Sunday 24 June 2012

phony


I pressed the eject button within 10 minutes of watching Meryl Streep....
in the nauseating middle-aged rom-com It's Complicated (no it's not - it's facile and cynical) pretending to be kittenish. I fast-forwarded to see if she was going to murder Alec Baldwin's trophy second wife, or him for being so gross, which would have made sense, but redemption was not in the plot. No more condescending sight in art and nature than a powerful woman acting mumsy. It is nothing to do with mothering abilities. Tigresses are great single mothers and they never look mumsy. They look strong and sexy. And they just get on with it - using the instinctive parenting skill that human beings have lost. Some male tigers, not known for daddy day care, have been observed letting the cubs and females eat first.

I'd rather watch Julia Roberts in an equally duff movie (Mirror, Mirror) pretending, stylishly and wittily, to be a bad mother, or Sigourney Weaver heroically sacrificing in Alien. I'd have happily accepted Helen Mirren in the It's Complicated part - because she has sex appeal, and sex, exploited by the culturally oppressive American family ethos, is really what films like that are about. Arguments about the "ordinary woman" and how she is represented in popular entertainment are specious. Meryl Streep's character in It's Complicated was representative of divorced women over fifty who are lined and flaccid here and there, and also happen to be wealthy and extraordinarily good in the sack. "He'll come back to me because the sex is the best he'll ever get" may prove true but it is a demeaning aspiration.

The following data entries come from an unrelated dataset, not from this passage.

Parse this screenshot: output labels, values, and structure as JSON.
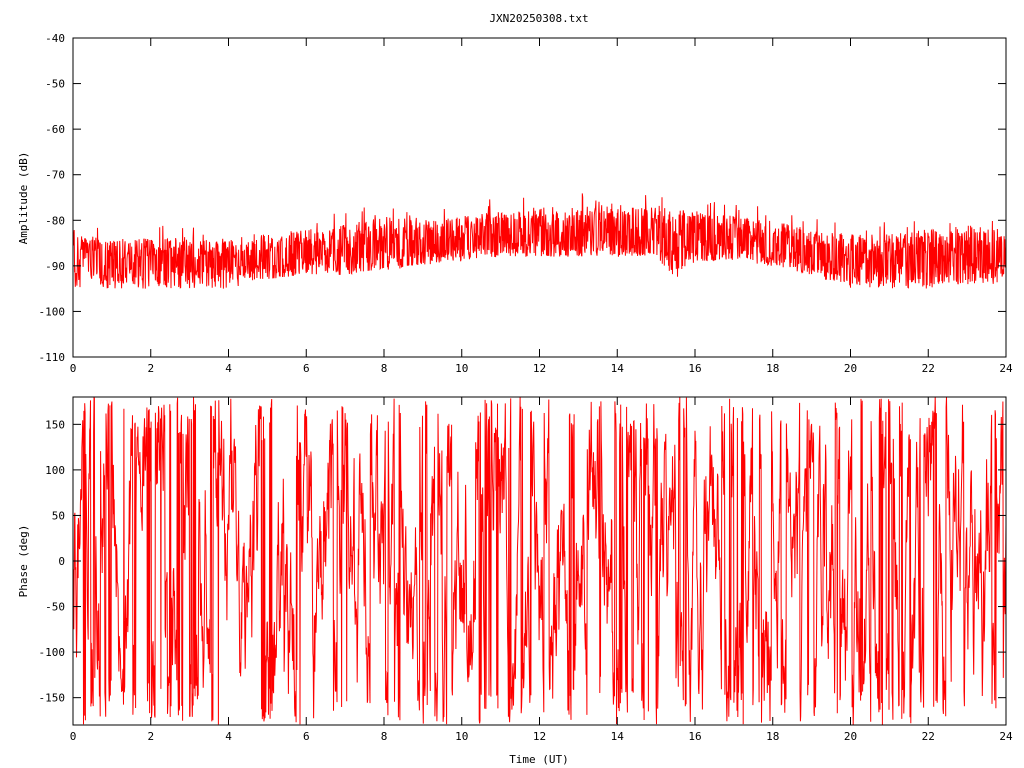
{
  "title": "JXN20250308.txt",
  "colors": {
    "series": "#ff0000",
    "axes": "#000000",
    "background": "#ffffff"
  },
  "chart_data": [
    {
      "type": "line",
      "xlabel": "",
      "ylabel": "Amplitude (dB)",
      "xlim": [
        0,
        24
      ],
      "ylim": [
        -110,
        -40
      ],
      "x_ticks": [
        0,
        2,
        4,
        6,
        8,
        10,
        12,
        14,
        16,
        18,
        20,
        22,
        24
      ],
      "x_tick_labels": [
        "0",
        "2",
        "4",
        "6",
        "8",
        "10",
        "12",
        "14",
        "16",
        "18",
        "20",
        "22",
        "24"
      ],
      "y_ticks": [
        -40,
        -50,
        -60,
        -70,
        -80,
        -90,
        -100,
        -110
      ],
      "y_tick_labels": [
        "-40",
        "-50",
        "-60",
        "-70",
        "-80",
        "-90",
        "-100",
        "-110"
      ],
      "grid": false,
      "series": [
        {
          "x": [
            0,
            1,
            2,
            3,
            4,
            5,
            6,
            7,
            8,
            9,
            10,
            11,
            12,
            13,
            14,
            15,
            15.5,
            16,
            17,
            18,
            19,
            20,
            21,
            22,
            23,
            24
          ],
          "y_center": [
            -89,
            -89,
            -89,
            -89,
            -89,
            -88,
            -87,
            -87,
            -86,
            -86,
            -85,
            -84,
            -84,
            -84,
            -84,
            -84,
            -86,
            -84,
            -84,
            -86,
            -87,
            -89,
            -89,
            -89,
            -88,
            -88
          ],
          "y_min": [
            -95,
            -95,
            -95,
            -95,
            -95,
            -93,
            -92,
            -92,
            -91,
            -90,
            -89,
            -88,
            -88,
            -88,
            -88,
            -88,
            -93,
            -89,
            -89,
            -90,
            -92,
            -95,
            -95,
            -95,
            -94,
            -94
          ],
          "y_max": [
            -83,
            -84,
            -84,
            -84,
            -84,
            -83,
            -82,
            -81,
            -79,
            -80,
            -79,
            -78,
            -77,
            -77,
            -77,
            -77,
            -76,
            -78,
            -79,
            -80,
            -82,
            -83,
            -83,
            -82,
            -81,
            -82
          ]
        }
      ]
    },
    {
      "type": "line",
      "xlabel": "Time (UT)",
      "ylabel": "Phase (deg)",
      "xlim": [
        0,
        24
      ],
      "ylim": [
        -180,
        180
      ],
      "x_ticks": [
        0,
        2,
        4,
        6,
        8,
        10,
        12,
        14,
        16,
        18,
        20,
        22,
        24
      ],
      "x_tick_labels": [
        "0",
        "2",
        "4",
        "6",
        "8",
        "10",
        "12",
        "14",
        "16",
        "18",
        "20",
        "22",
        "24"
      ],
      "y_ticks": [
        150,
        100,
        50,
        0,
        -50,
        -100,
        -150
      ],
      "y_tick_labels": [
        "150",
        "100",
        "50",
        "0",
        "-50",
        "-100",
        "-150"
      ],
      "grid": false,
      "series": [
        {
          "x_range": [
            0,
            24
          ],
          "y_range": [
            -180,
            180
          ]
        }
      ]
    }
  ]
}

There's always going to be a neglected or injured demographic. All the audience has the right to demand is suspension of disbelief, not personal wish fulfillment. Michelle Pfeiffer's beauty in Frankie and Johnny was, for many critics, objectionably untrue to the playwright's original intention to tell the story of average people, but an equally true story was created out of it, about how an ordinary woman can be poor and unhappy and beautiful.

French movies, boasting actresses like Deneuve, Baye, Binoche and Marceau, bring off the vagaries and agelessness of sexuality; Anglo-American culture is still uncomfortable with the notion of a moral, sexy older woman, with or without children, and with the idea that beauty, like virtue, is classless, a gift of nature, not to be bought.

Shrek, with its happily matched ogres, who reject the commercialized norm of beauty and end up with mutual reflections, does not untangle the knot of sexual attraction as profoundly as Cocteau's La Belle et La Bête, in which, probably not by directorial design, the beast is so much sexier than the man.